The event, “Full Circle: Transcending the Trail of Tears,” will feature presentations, book signings, video viewing and more.
“This event seeks to reverse the cultural barriers and misconceptions that propagated the Trail of Tears,” said Betsy Irwin, the park’s education outreach coordinator. “By promoting cultural understanding of who the Southeastern Indian people were and are, we hope to help heal the wounds generated through prejudice and unawareness.”
Beginning in the 1830s, the United States government adopted a policy that resulted in the widespread removal of Southeastern Indians from the Moundville area, Irwin said. Although typically associated with the Cherokee removal, the term “Trail of Tears” now represents the mass displacement of people from numerous tribes over the course of almost a decade, she added.
In addition to the commemorative walk, visitors will have an opportunity to hear from Ron Cooper, a member of the Comanche Nation of Oklahoma who walked the Northern Route of the Cherokee Trail of Tears National Historic Trail as a personal adventure of self-reflection and chronicled his journey in his book “It’s My Trail Too: A Comanche Indian’s Journey on the Cherokee Trail of Tears.” Cooper will be available for book signings and discussions following the walk.
Those interested can also watch a video of another walk commemorating the Chickasaw Trail of Tears, which is held annually in Tuscumbia. Walk organizers Robert Perry and Annie Cooper Perry will be on hand to answer questions and autograph videotapes and books.
Chickasaw author Robert Perry has written three books — “Life with the Little People,” “Uprising! Woody Crumbo’s Indian Art” and “The Turkey Feather Cape: My Creation from Beyond History.” The last documents his journey of recreating a feather cape styled after those worn by Southeastern Indians during prehistoric and early historic times.
The event will begin at noon with the walk starting at 1:30 p.m. There is no entry fee for participating in the commemorative walk, but park entrance fees will apply. Native Americans with tribal identification are always admitted free.

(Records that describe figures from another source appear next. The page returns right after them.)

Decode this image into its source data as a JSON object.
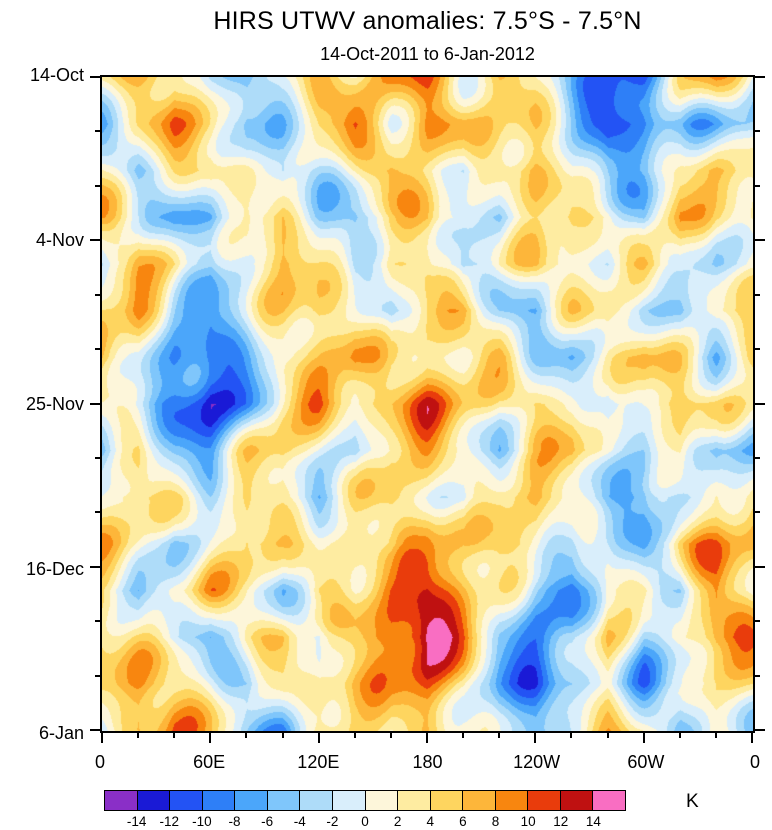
{
  "chart_data": {
    "type": "heatmap",
    "title": "HIRS UTWV anomalies: 7.5°S - 7.5°N",
    "subtitle": "14-Oct-2011 to 6-Jan-2012",
    "xlabel": "",
    "ylabel": "",
    "x_ticks": [
      "0",
      "60E",
      "120E",
      "180",
      "120W",
      "60W",
      "0"
    ],
    "x_tick_lons": [
      0,
      60,
      120,
      180,
      240,
      300,
      360
    ],
    "x_minor_step_deg": 20,
    "y_ticks": [
      "14-Oct",
      "4-Nov",
      "25-Nov",
      "16-Dec",
      "6-Jan"
    ],
    "y_tick_days": [
      0,
      21,
      42,
      63,
      84
    ],
    "y_minor_step_days": 7,
    "x_range_deg": [
      0,
      360
    ],
    "y_range_days": [
      0,
      84
    ],
    "grid": true,
    "legend_position": "bottom-colorbar",
    "colorbar": {
      "units": "K",
      "levels": [
        -14,
        -12,
        -10,
        -8,
        -6,
        -4,
        -2,
        0,
        2,
        4,
        6,
        8,
        10,
        12,
        14
      ],
      "colors": [
        "#8a2fc7",
        "#1a1ad6",
        "#2353f4",
        "#2e7ff7",
        "#4ba6fa",
        "#7fc6fb",
        "#aedcf9",
        "#d9eefb",
        "#fdf6da",
        "#feeca1",
        "#fed55f",
        "#fdb63a",
        "#f8860f",
        "#e93c0c",
        "#bf1111",
        "#f96ec2"
      ]
    },
    "grid_lon_step_deg": 20,
    "grid_time_step_days": 6,
    "values_note": "anomaly (K) estimated on a coarse grid; rows = time from 14-Oct-2011 (top) to 6-Jan-2012 (bottom) every 6 days; cols = longitude 0..360E every 20 deg",
    "values": [
      [
        1,
        6,
        8,
        -3,
        -7,
        2,
        7,
        3,
        7,
        8,
        2,
        6,
        1,
        -5,
        -11,
        -9,
        4,
        6,
        1
      ],
      [
        -4,
        3,
        9,
        4,
        -6,
        -3,
        4,
        8,
        2,
        9,
        6,
        3,
        5,
        -2,
        -12,
        -10,
        -4,
        -5,
        -4
      ],
      [
        3,
        -5,
        2,
        7,
        2,
        -6,
        -2,
        3,
        8,
        3,
        -3,
        6,
        8,
        -2,
        -6,
        -4,
        3,
        6,
        3
      ],
      [
        5,
        2,
        -6,
        -8,
        3,
        6,
        -4,
        -6,
        2,
        7,
        2,
        -5,
        3,
        7,
        2,
        -5,
        7,
        2,
        5
      ],
      [
        -2,
        6,
        3,
        -4,
        2,
        8,
        3,
        -3,
        6,
        2,
        -6,
        2,
        7,
        3,
        -2,
        5,
        3,
        -4,
        -2
      ],
      [
        4,
        8,
        -3,
        -7,
        -2,
        4,
        7,
        2,
        -4,
        5,
        7,
        -2,
        -7,
        2,
        6,
        -3,
        -6,
        3,
        4
      ],
      [
        7,
        2,
        -8,
        -11,
        -6,
        2,
        5,
        8,
        2,
        6,
        2,
        5,
        -3,
        -6,
        3,
        7,
        2,
        -5,
        7
      ],
      [
        2,
        -4,
        -9,
        -13,
        -8,
        3,
        8,
        4,
        7,
        10,
        6,
        2,
        6,
        3,
        -5,
        3,
        8,
        3,
        2
      ],
      [
        -5,
        3,
        -4,
        -7,
        2,
        7,
        2,
        -4,
        4,
        7,
        3,
        -5,
        2,
        7,
        2,
        -4,
        3,
        -6,
        -5
      ],
      [
        3,
        7,
        2,
        -3,
        5,
        2,
        -6,
        2,
        7,
        3,
        -3,
        4,
        8,
        2,
        -6,
        -8,
        -3,
        4,
        3
      ],
      [
        6,
        2,
        -5,
        2,
        7,
        3,
        2,
        6,
        2,
        8,
        5,
        7,
        3,
        -4,
        -2,
        -5,
        6,
        8,
        6
      ],
      [
        2,
        -6,
        3,
        6,
        2,
        -4,
        5,
        2,
        9,
        13,
        8,
        2,
        -6,
        -9,
        3,
        2,
        -4,
        9,
        2
      ],
      [
        8,
        3,
        -2,
        -6,
        3,
        6,
        -3,
        5,
        12,
        16,
        9,
        -4,
        -8,
        -4,
        6,
        -6,
        2,
        10,
        8
      ],
      [
        4,
        9,
        5,
        2,
        -5,
        2,
        4,
        8,
        6,
        10,
        4,
        -7,
        -11,
        -6,
        2,
        -8,
        -4,
        3,
        4
      ],
      [
        -2,
        7,
        10,
        4,
        -3,
        -6,
        2,
        5,
        2,
        6,
        2,
        -4,
        -6,
        2,
        7,
        3,
        -6,
        2,
        -2
      ]
    ]
  }
}
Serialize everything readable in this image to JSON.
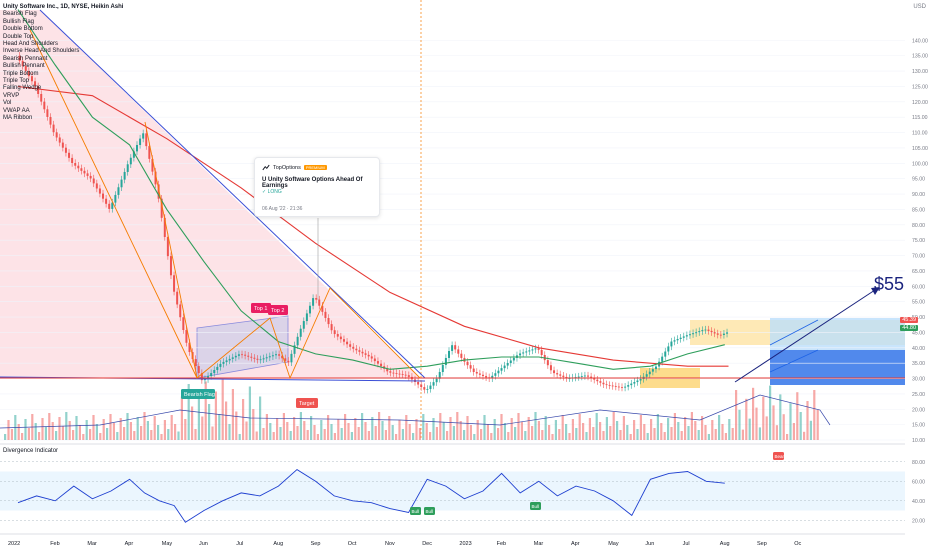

UA’s Moundville Archaeological Park is 13 miles south of Tuscaloosa off Alabama 69. Described as the Big Apple of the 14th century, Moundville was America’s largest city north of Mexico 800 years ago. This National Historic Landmark, part of UA Museums, contains 320 acres with more than 20 preserved prehistoric Indian mounds, campgrounds, picnic areas, boardwalk nature trail, theater, Riverbend Lodge and a museum of some of the finest Mississippian-era artifacts in North America.
The University of Alabama, a student-centered research university, is experiencing significant growth in both enrollment and academic quality. This growth, which is positively impacting the campus and the state's economy, is in keeping with UA's vision to be the university of choice for the best and brightest students. UA, the state's flagship university, is an academic community united in its commitment to enhancing the quality of life for all Alabamians.